So awhile ago I began writing down a list of all the rules I had no idea I would ever EVER need to make into rules. The sheer lunacy of the things that come out of my mouth as I daily police these mini people is beyond explanation. That must be part of the loneliness of motherhood as well as one of the biggest reasons the 'mommy blogger' world has exploded the way it has. So many hours, of SOO much material, being poured out in every direction from the mouths of our wee ones. It just begs for an audience. Sometimes I go about my day imaging there is a live studio audience just watching the sitcom that is my life. Cracking up at my perfectly timed double takes, or my witty replies, or my wide eyes as I carefully turn my head so the child causing such bewilderment can't see. In my head, the sane adult people in the room are sympathizing with me, giggling with me and covering their mouths in shock with me ... and yet, in reality all around me it's crickets. Because the crazies causing the crazy, have no idea it's crazy! Somehow in their little minds, it makes perfect sense to ride your bike down the hall, or start a cheerio war in the living room, or bring giant bowls of water into their carpeted rooms to 'cook' with.
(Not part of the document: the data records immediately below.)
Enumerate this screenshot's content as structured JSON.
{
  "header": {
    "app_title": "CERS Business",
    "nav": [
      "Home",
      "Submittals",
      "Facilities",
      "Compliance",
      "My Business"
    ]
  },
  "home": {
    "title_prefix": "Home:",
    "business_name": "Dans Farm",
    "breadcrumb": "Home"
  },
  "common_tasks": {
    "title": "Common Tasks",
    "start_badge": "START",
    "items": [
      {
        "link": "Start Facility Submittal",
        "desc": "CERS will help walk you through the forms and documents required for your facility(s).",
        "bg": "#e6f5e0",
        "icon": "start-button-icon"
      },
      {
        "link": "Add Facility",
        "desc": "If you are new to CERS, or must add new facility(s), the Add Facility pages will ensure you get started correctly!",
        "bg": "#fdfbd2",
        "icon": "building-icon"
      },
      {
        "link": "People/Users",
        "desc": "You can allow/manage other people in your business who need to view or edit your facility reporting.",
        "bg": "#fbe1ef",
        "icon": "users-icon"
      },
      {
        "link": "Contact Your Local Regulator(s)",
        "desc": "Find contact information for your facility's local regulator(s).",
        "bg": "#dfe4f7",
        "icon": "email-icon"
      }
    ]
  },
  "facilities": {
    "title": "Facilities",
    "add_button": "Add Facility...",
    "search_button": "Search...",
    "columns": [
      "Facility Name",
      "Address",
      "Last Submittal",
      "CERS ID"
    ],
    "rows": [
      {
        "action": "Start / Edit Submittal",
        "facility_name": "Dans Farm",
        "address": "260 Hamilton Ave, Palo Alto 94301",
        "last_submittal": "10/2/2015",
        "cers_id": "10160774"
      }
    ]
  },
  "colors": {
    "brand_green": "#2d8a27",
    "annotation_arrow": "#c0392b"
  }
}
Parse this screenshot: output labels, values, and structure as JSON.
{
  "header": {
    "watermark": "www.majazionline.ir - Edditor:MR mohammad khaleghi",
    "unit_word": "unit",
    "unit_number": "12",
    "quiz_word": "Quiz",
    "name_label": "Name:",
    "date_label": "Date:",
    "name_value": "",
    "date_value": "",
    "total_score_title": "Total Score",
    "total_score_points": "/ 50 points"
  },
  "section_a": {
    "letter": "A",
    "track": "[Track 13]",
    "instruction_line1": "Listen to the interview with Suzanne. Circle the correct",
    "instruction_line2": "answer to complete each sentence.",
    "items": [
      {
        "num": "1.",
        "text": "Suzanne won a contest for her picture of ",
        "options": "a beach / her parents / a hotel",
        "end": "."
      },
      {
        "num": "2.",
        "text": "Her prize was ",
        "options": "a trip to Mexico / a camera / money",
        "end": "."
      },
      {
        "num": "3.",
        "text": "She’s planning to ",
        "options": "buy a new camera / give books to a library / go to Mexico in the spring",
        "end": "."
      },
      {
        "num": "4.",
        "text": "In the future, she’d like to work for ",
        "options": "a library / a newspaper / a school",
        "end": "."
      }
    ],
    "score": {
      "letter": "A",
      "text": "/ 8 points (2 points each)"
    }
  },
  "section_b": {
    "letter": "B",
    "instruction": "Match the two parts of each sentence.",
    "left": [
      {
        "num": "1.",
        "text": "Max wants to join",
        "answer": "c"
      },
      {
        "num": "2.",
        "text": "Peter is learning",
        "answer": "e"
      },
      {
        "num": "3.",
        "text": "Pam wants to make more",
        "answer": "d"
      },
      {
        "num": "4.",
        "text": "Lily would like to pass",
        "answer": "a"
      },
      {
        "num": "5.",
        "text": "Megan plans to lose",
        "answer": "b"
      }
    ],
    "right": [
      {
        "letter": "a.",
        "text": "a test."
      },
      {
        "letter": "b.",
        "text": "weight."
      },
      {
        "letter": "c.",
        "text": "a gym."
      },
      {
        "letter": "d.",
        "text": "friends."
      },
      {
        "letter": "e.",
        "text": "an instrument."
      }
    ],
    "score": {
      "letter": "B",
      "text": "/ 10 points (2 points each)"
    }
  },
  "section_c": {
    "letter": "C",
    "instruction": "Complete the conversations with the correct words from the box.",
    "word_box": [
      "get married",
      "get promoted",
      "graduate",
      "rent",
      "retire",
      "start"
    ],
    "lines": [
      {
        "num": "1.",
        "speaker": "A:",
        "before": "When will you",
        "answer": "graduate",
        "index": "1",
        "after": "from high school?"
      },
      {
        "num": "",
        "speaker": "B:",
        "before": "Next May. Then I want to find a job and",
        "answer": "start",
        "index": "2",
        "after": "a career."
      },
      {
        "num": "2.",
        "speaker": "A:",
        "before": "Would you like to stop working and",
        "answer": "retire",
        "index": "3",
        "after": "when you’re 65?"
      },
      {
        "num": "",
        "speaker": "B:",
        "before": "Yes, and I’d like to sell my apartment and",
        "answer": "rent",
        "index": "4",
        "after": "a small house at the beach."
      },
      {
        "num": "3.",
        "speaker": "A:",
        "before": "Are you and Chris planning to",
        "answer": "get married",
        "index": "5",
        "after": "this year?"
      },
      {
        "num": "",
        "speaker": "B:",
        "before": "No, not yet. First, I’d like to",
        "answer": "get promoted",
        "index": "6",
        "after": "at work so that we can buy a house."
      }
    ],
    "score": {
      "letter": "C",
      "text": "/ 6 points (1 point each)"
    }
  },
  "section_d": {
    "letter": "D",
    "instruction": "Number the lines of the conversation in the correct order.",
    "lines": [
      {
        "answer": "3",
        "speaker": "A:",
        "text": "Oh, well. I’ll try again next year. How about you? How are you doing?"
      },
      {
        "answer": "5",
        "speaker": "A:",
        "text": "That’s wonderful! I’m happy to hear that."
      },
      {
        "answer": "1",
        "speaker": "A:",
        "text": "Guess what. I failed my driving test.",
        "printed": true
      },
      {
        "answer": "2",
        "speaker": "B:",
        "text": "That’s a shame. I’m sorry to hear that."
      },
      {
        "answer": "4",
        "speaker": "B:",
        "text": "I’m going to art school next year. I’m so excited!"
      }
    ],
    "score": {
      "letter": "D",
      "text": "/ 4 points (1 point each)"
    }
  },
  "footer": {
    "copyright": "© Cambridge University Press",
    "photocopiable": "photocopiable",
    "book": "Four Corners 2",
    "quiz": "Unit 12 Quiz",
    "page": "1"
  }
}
Ah, but blogging, and Facebook can help this phenomenon immensely! If you can remember the moments long enough to post them, at least you can get the pay off of the cyber world joining in the fun and laughing with you for a bit. And it can also serve as a mini memory-proof bank, since as I told you, some of the things that happen are so completely illogical that the likelihood of me even believing my own memories is extremely low.
So for your studio audience, viewing and laughing pleasure.
May I present to you, the top 10 things that yes, have in fact at one point or another actually happened enough times to warrant needing to be addressed and explained as actual RULES in our home.
10. We do not roar at strangers.
9. You may not have 5 bananas in one day.
8. We don't give out bandaids at bedtime. Go ahead and judge me moms, but try it once, it will NEVER END.
7. You may not make mommy the super villian in your game.
6. When in the shower, you may not throw full cups of water straight up at the ceiling ...and consequently ALL over the entire bathroom.
5. You may not bite my shirt, put your head under my shirt, or reach your hands up my shirt.
4. You may not call me anything that rhymes with Mom. Responding with 'Yes Tom.' (or Dom, Som, Fom, Pom...) is not an acceptable substitute for 'Yes Mom.'
3. You may not get up at 3:00am, wake up your other two brothers, turn on all the lights and play dart gun tag up and down the hall.
2. When you are told to take a shower, and it's earlier than you'd like to wake up, you may not go get in the shower and lay down on the floor of it and fall back asleep for 20 minutes before someone finally comes in to check on you and wakes you back up.
and finally, to be said with the straightest and sternest of faces, so as to finally end the complete madness ensuing in the bathroom...
1. Everyone gets a turn to flush their own pee! You may not flush anyone else's pee but your own!